Plus travel time and the exams… well ,no fair teachers and schools - no fair rules or something like this.
I think, it is quite popular even nowadays in Poland , maybe except some schools? (I mean cheating in the school)
the education system had changed twenty times and I have no idea which direction good or bad …
regards
Jan
Hi Jamie,
I have a problem with generalisation.
In my opinion if there is even only one exception of a rule,that rule isn’t worth too much anymore.
Real life is always different than statistics.
Show me one math teacher who ever won on lottery.
You are only one person, and even with all of your acqaintances together still just a few people who divide millions by their experience.
Because you’re a teacher, your friends probably teachers as well from the States, more likely than a Russian miner.
That miner sees a couple of things of life a bit differently, and if he makes generalisations, I’m not sure if those would be the same as yours.
I wouldn’t even be sure he’s not wiser than anyone of us.
There is another thing too:
If someone has that much of self-possession like making generalisation of people, then he might not be able to acknowledge if he’s wrong every once in a while.
Spencer
Would you please tell us what messages you are referring to? Also, please specify who exactly you call an imperative imperator and why? As far as I can see all the forum members who are interested in exchanging their ideas and thoughts have real names and I’d greatly appreciate it if you would call us by our names rather than by some vague titles.
Hi Jan,
A couple of months ago
Anonymous wrote:
"And second, sorry if my English is so unintelligible. I did my best to make myself understood. It’s a pity that English-speakers cannot communicate in any other language.
At least, non-native speakers do try to speak English."
Jamie wrote:
“Don’t stereotype. I can communicate with you in three other languages, and I would understand you in at least another three or four”
At this time I totally agreed with Jamie.
Allthough in Europe Americans have bad reputation of not speaking any other language ( it’s not even a reputation, it’s kind of fact, since I know a lot of them who spent even some months here and still don’t know one word of Hungarian, put in context after spending two months in Canada I passed my driver licence-exam with no help of interpreter) I do know it’s NOT true, a lot of them speak other language, just NON OF US HAVE MET THEM.

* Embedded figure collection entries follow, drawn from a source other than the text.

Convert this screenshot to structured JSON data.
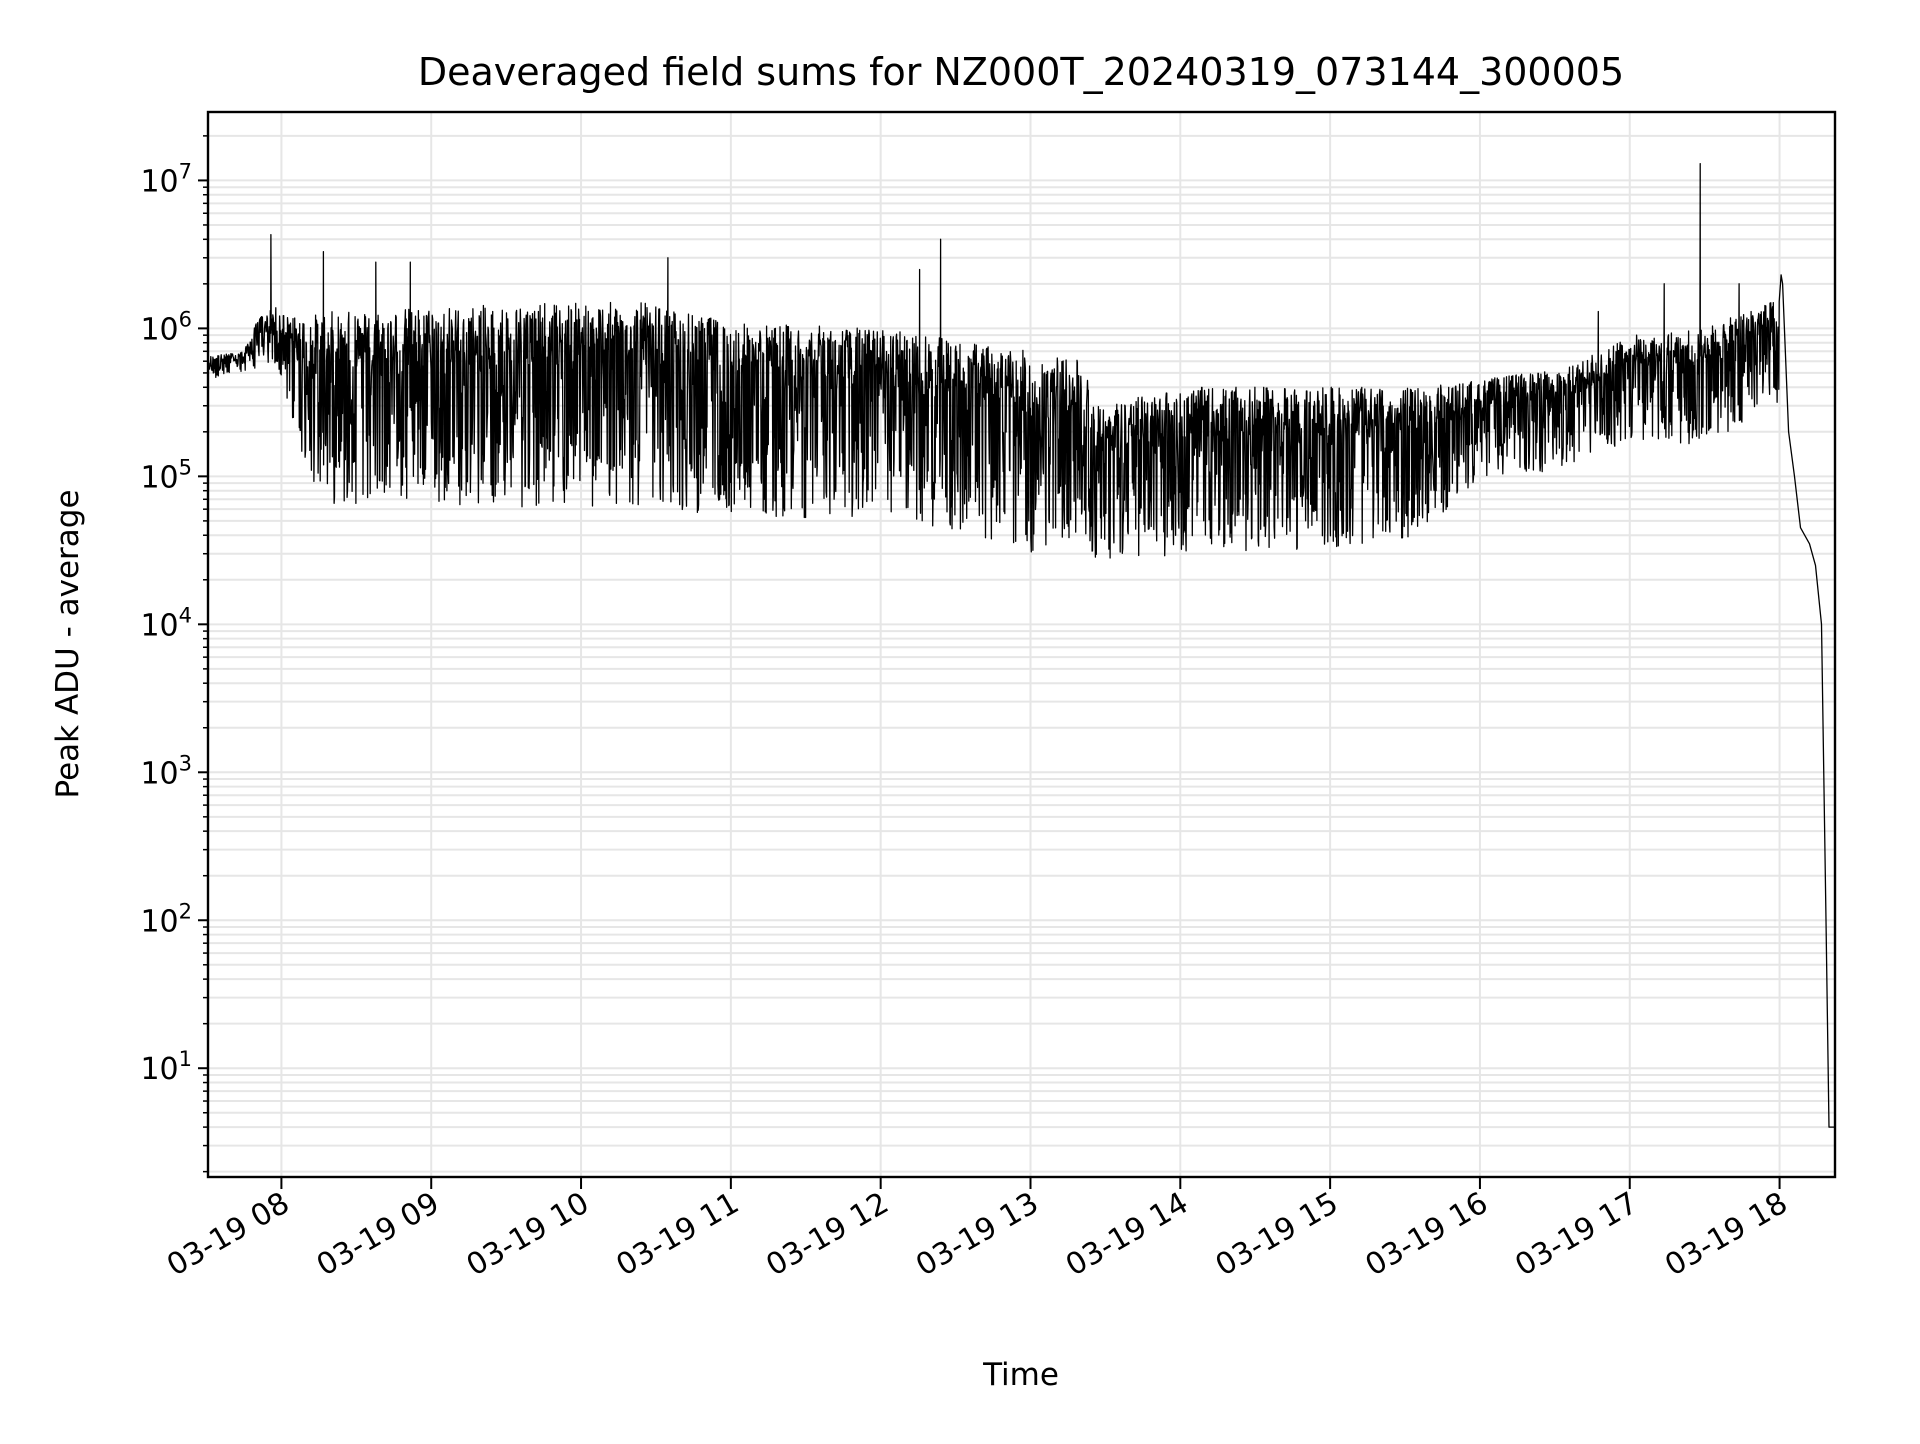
{
  "chart_data": {
    "type": "line",
    "title": "Deaveraged field sums for NZ000T_20240319_073144_300005",
    "xlabel": "Time",
    "ylabel": "Peak ADU - average",
    "yscale": "log",
    "ylim": [
      1.84,
      29000000
    ],
    "xlim_hours": [
      7.51,
      18.37
    ],
    "grid": true,
    "line_color": "#000000",
    "grid_color": "#e6e6e6",
    "x_ticks": [
      {
        "hour": 8,
        "label": "03-19 08"
      },
      {
        "hour": 9,
        "label": "03-19 09"
      },
      {
        "hour": 10,
        "label": "03-19 10"
      },
      {
        "hour": 11,
        "label": "03-19 11"
      },
      {
        "hour": 12,
        "label": "03-19 12"
      },
      {
        "hour": 13,
        "label": "03-19 13"
      },
      {
        "hour": 14,
        "label": "03-19 14"
      },
      {
        "hour": 15,
        "label": "03-19 15"
      },
      {
        "hour": 16,
        "label": "03-19 16"
      },
      {
        "hour": 17,
        "label": "03-19 17"
      },
      {
        "hour": 18,
        "label": "03-19 18"
      }
    ],
    "y_ticks": [
      {
        "exp": 1,
        "base": "10",
        "sup": "1"
      },
      {
        "exp": 2,
        "base": "10",
        "sup": "2"
      },
      {
        "exp": 3,
        "base": "10",
        "sup": "3"
      },
      {
        "exp": 4,
        "base": "10",
        "sup": "4"
      },
      {
        "exp": 5,
        "base": "10",
        "sup": "5"
      },
      {
        "exp": 6,
        "base": "10",
        "sup": "6"
      },
      {
        "exp": 7,
        "base": "10",
        "sup": "7"
      }
    ],
    "envelope": [
      {
        "t": 7.52,
        "hi": 650000,
        "lo": 450000
      },
      {
        "t": 7.75,
        "hi": 700000,
        "lo": 500000
      },
      {
        "t": 7.85,
        "hi": 1200000,
        "lo": 550000
      },
      {
        "t": 7.97,
        "hi": 1400000,
        "lo": 500000
      },
      {
        "t": 8.05,
        "hi": 1200000,
        "lo": 300000
      },
      {
        "t": 8.15,
        "hi": 1200000,
        "lo": 120000
      },
      {
        "t": 8.3,
        "hi": 1300000,
        "lo": 65000
      },
      {
        "t": 9.0,
        "hi": 1400000,
        "lo": 65000
      },
      {
        "t": 10.0,
        "hi": 1500000,
        "lo": 60000
      },
      {
        "t": 10.4,
        "hi": 1500000,
        "lo": 60000
      },
      {
        "t": 11.0,
        "hi": 1100000,
        "lo": 55000
      },
      {
        "t": 12.0,
        "hi": 1000000,
        "lo": 50000
      },
      {
        "t": 12.6,
        "hi": 800000,
        "lo": 40000
      },
      {
        "t": 13.0,
        "hi": 700000,
        "lo": 30000
      },
      {
        "t": 13.35,
        "hi": 600000,
        "lo": 40000
      },
      {
        "t": 13.45,
        "hi": 300000,
        "lo": 25000
      },
      {
        "t": 14.0,
        "hi": 400000,
        "lo": 30000
      },
      {
        "t": 15.0,
        "hi": 400000,
        "lo": 32000
      },
      {
        "t": 15.6,
        "hi": 400000,
        "lo": 38000
      },
      {
        "t": 16.0,
        "hi": 450000,
        "lo": 100000
      },
      {
        "t": 16.6,
        "hi": 550000,
        "lo": 110000
      },
      {
        "t": 17.0,
        "hi": 900000,
        "lo": 180000
      },
      {
        "t": 17.5,
        "hi": 1000000,
        "lo": 160000
      },
      {
        "t": 18.0,
        "hi": 1600000,
        "lo": 300000
      }
    ],
    "tail": [
      {
        "t": 18.02,
        "v": 2000000
      },
      {
        "t": 18.06,
        "v": 200000
      },
      {
        "t": 18.1,
        "v": 100000
      },
      {
        "t": 18.14,
        "v": 45000
      },
      {
        "t": 18.2,
        "v": 35000
      },
      {
        "t": 18.24,
        "v": 25000
      },
      {
        "t": 18.28,
        "v": 10000
      },
      {
        "t": 18.31,
        "v": 100
      },
      {
        "t": 18.33,
        "v": 4
      },
      {
        "t": 18.37,
        "v": 4
      }
    ],
    "spikes": [
      {
        "t": 7.93,
        "v": 4300000
      },
      {
        "t": 8.28,
        "v": 3300000
      },
      {
        "t": 8.63,
        "v": 2800000
      },
      {
        "t": 8.86,
        "v": 2800000
      },
      {
        "t": 10.58,
        "v": 3000000
      },
      {
        "t": 12.26,
        "v": 2500000
      },
      {
        "t": 12.4,
        "v": 4000000
      },
      {
        "t": 16.79,
        "v": 1300000
      },
      {
        "t": 17.23,
        "v": 2000000
      },
      {
        "t": 17.47,
        "v": 13000000
      },
      {
        "t": 17.73,
        "v": 2000000
      },
      {
        "t": 18.01,
        "v": 2300000
      }
    ]
  }
}
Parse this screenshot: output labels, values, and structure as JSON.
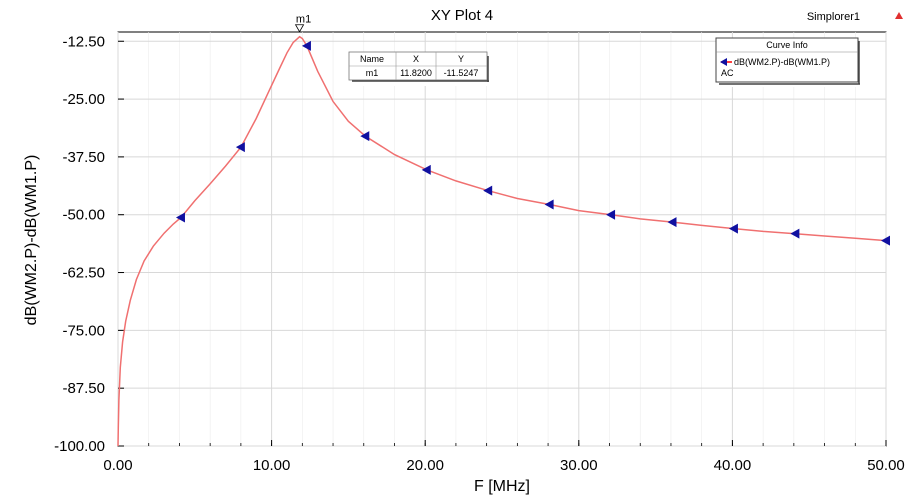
{
  "title": "XY Plot 4",
  "design_name": "Simplorer1",
  "design_icon": "warning-triangle-icon",
  "marker_table": {
    "headers": [
      "Name",
      "X",
      "Y"
    ],
    "rows": [
      [
        "m1",
        "11.8200",
        "-11.5247"
      ]
    ]
  },
  "legend": {
    "title": "Curve Info",
    "entries": [
      {
        "label": "dB(WM2.P)-dB(WM1.P)",
        "sub": "AC"
      }
    ]
  },
  "colors": {
    "curve": "#f07070",
    "marker": "#1010a0",
    "grid": "#d8d8d8",
    "legend_arrow": "#ff0000"
  },
  "chart_data": {
    "type": "line",
    "title": "XY Plot 4",
    "xlabel": "F [MHz]",
    "ylabel": "dB(WM2.P)-dB(WM1.P)",
    "xlim": [
      0,
      50
    ],
    "ylim": [
      -100,
      -10.5
    ],
    "grid": true,
    "legend_position": "top-right",
    "x_ticks": [
      "0.00",
      "10.00",
      "20.00",
      "30.00",
      "40.00",
      "50.00"
    ],
    "y_ticks": [
      "-12.50",
      "-25.00",
      "-37.50",
      "-50.00",
      "-62.50",
      "-75.00",
      "-87.50",
      "-100.00"
    ],
    "series": [
      {
        "name": "dB(WM2.P)-dB(WM1.P)",
        "x": [
          0.0,
          0.02,
          0.06,
          0.15,
          0.3,
          0.5,
          0.8,
          1.2,
          1.7,
          2.3,
          3.0,
          3.6,
          4.1,
          5.0,
          6.0,
          7.0,
          8.0,
          9.0,
          9.8,
          10.5,
          11.0,
          11.4,
          11.82,
          12.0,
          12.3,
          13.0,
          14.0,
          15.0,
          16.1,
          18.0,
          20.1,
          22.0,
          24.1,
          26.0,
          28.1,
          30.0,
          32.1,
          34.0,
          36.1,
          38.0,
          40.1,
          42.0,
          44.1,
          46.0,
          48.0,
          50.0
        ],
        "y": [
          -100.0,
          -96.0,
          -90.0,
          -83.0,
          -77.5,
          -73.0,
          -68.5,
          -64.0,
          -60.0,
          -56.8,
          -54.0,
          -52.0,
          -50.6,
          -47.0,
          -43.3,
          -39.5,
          -35.4,
          -29.2,
          -23.5,
          -18.5,
          -15.0,
          -12.8,
          -11.52,
          -11.9,
          -13.5,
          -19.0,
          -25.5,
          -29.8,
          -33.0,
          -37.0,
          -40.3,
          -42.7,
          -44.8,
          -46.5,
          -47.8,
          -49.1,
          -50.0,
          -50.9,
          -51.6,
          -52.3,
          -53.0,
          -53.6,
          -54.1,
          -54.6,
          -55.1,
          -55.6
        ]
      }
    ],
    "markers": {
      "x": [
        4.1,
        8.0,
        12.3,
        16.1,
        20.1,
        24.1,
        28.1,
        32.1,
        36.1,
        40.1,
        44.1,
        50.0
      ],
      "y": [
        -50.6,
        -35.4,
        -13.5,
        -33.0,
        -40.3,
        -44.8,
        -47.8,
        -50.0,
        -51.6,
        -53.0,
        -54.1,
        -55.6
      ]
    },
    "annotations": [
      {
        "label": "m1",
        "x": 11.82,
        "y": -11.5247
      }
    ]
  }
}
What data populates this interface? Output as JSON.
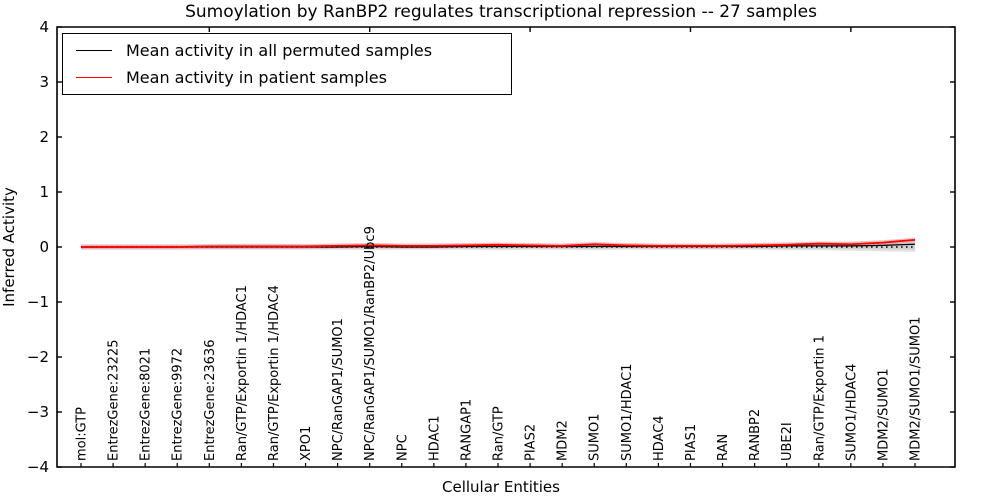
{
  "chart_data": {
    "type": "line",
    "title": "Sumoylation by RanBP2 regulates transcriptional repression -- 27 samples",
    "xlabel": "Cellular Entities",
    "ylabel": "Inferred Activity",
    "ylim": [
      -4,
      4
    ],
    "ytick_values": [
      4,
      3,
      2,
      1,
      0,
      -1,
      -2,
      -3,
      -4
    ],
    "ytick_labels": [
      "4",
      "3",
      "2",
      "1",
      "0",
      "−1",
      "−2",
      "−3",
      "−4"
    ],
    "top_xticks_at_positions": [
      5,
      10,
      15,
      20,
      25
    ],
    "grid": false,
    "legend_position": "upper left",
    "zero_reference_line": true,
    "categories": [
      "mol:GTP",
      "EntrezGene:23225",
      "EntrezGene:8021",
      "EntrezGene:9972",
      "EntrezGene:23636",
      "Ran/GTP/Exportin 1/HDAC1",
      "Ran/GTP/Exportin 1/HDAC4",
      "XPO1",
      "NPC/RanGAP1/SUMO1",
      "NPC/RanGAP1/SUMO1/RanBP2/Ubc9",
      "NPC",
      "HDAC1",
      "RANGAP1",
      "Ran/GTP",
      "PIAS2",
      "MDM2",
      "SUMO1",
      "SUMO1/HDAC1",
      "HDAC4",
      "PIAS1",
      "RAN",
      "RANBP2",
      "UBE2I",
      "Ran/GTP/Exportin 1",
      "SUMO1/HDAC4",
      "MDM2/SUMO1",
      "MDM2/SUMO1/SUMO1"
    ],
    "series": [
      {
        "name": "Mean activity in all permuted samples",
        "color": "#000000",
        "values": [
          0.0,
          0.0,
          0.0,
          0.0,
          0.0,
          0.0,
          0.0,
          0.0,
          0.0,
          0.01,
          0.0,
          0.0,
          0.01,
          0.01,
          0.01,
          0.01,
          0.01,
          0.01,
          0.01,
          0.01,
          0.01,
          0.01,
          0.02,
          0.02,
          0.02,
          0.03,
          0.05
        ]
      },
      {
        "name": "Mean activity in patient samples",
        "color": "#ff0000",
        "values": [
          0.0,
          0.0,
          0.0,
          0.0,
          0.01,
          0.01,
          0.01,
          0.01,
          0.02,
          0.03,
          0.02,
          0.02,
          0.03,
          0.04,
          0.03,
          0.02,
          0.05,
          0.03,
          0.02,
          0.02,
          0.02,
          0.03,
          0.04,
          0.06,
          0.05,
          0.08,
          0.13
        ]
      }
    ],
    "permutation_band": {
      "color": "#e4e4e4",
      "inner_color": "#d2d2d2",
      "upper": [
        0.05,
        0.05,
        0.05,
        0.05,
        0.05,
        0.06,
        0.06,
        0.05,
        0.06,
        0.07,
        0.06,
        0.06,
        0.07,
        0.07,
        0.07,
        0.06,
        0.08,
        0.07,
        0.06,
        0.06,
        0.06,
        0.07,
        0.08,
        0.09,
        0.1,
        0.12,
        0.16
      ],
      "lower": [
        -0.05,
        -0.05,
        -0.05,
        -0.05,
        -0.05,
        -0.05,
        -0.05,
        -0.05,
        -0.05,
        -0.06,
        -0.05,
        -0.05,
        -0.05,
        -0.06,
        -0.05,
        -0.05,
        -0.06,
        -0.05,
        -0.05,
        -0.05,
        -0.05,
        -0.05,
        -0.06,
        -0.06,
        -0.07,
        -0.08,
        -0.09
      ]
    }
  }
}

Someone please tell me what’s the difference between generalisation and stereotype.
If I say:
“I’ve never met any American who spoke other language than English, so I think most Americans only speak English”
Whichone did I just do?
Don’t get me wrong, this is not my point of wiew, I just would like to point at the danger of making generalisations.
Someone’s going to get offended always.
Why don’t anyone make generalisations from the other way?
Which country the most of scientists come from?
Or something like this.
Just for a change
Spencer
Hi Torsten and Hi everybody,
I write sometimes just to fast ( without thinking )but I don’t mind at all, it is even surprise for me afterwards.
Well some of my emails which I wrote before after short period just disappear.
Of course they were probably political incorrect (I guess) and I understood what is quite a standard at my house maybe somewhere else will be just offensive, but it kills the fun of reading answers (well fun for me).
I don’t know who my be the" i. i. "but I like him already very much.
Of course the first suspected is me myself ,I was born long before first computer appeared
and seamen are traditionalist and we are quite happy to do
things like they were in Bible or something like this.
regards
Imperator Jan
I can’t tell the difference about generalization and stereotype good enough ,but I read the Jamie posts with interest and it is sometimes impossible do not generalize and I have nothing against generalization - everything except what will be boring please.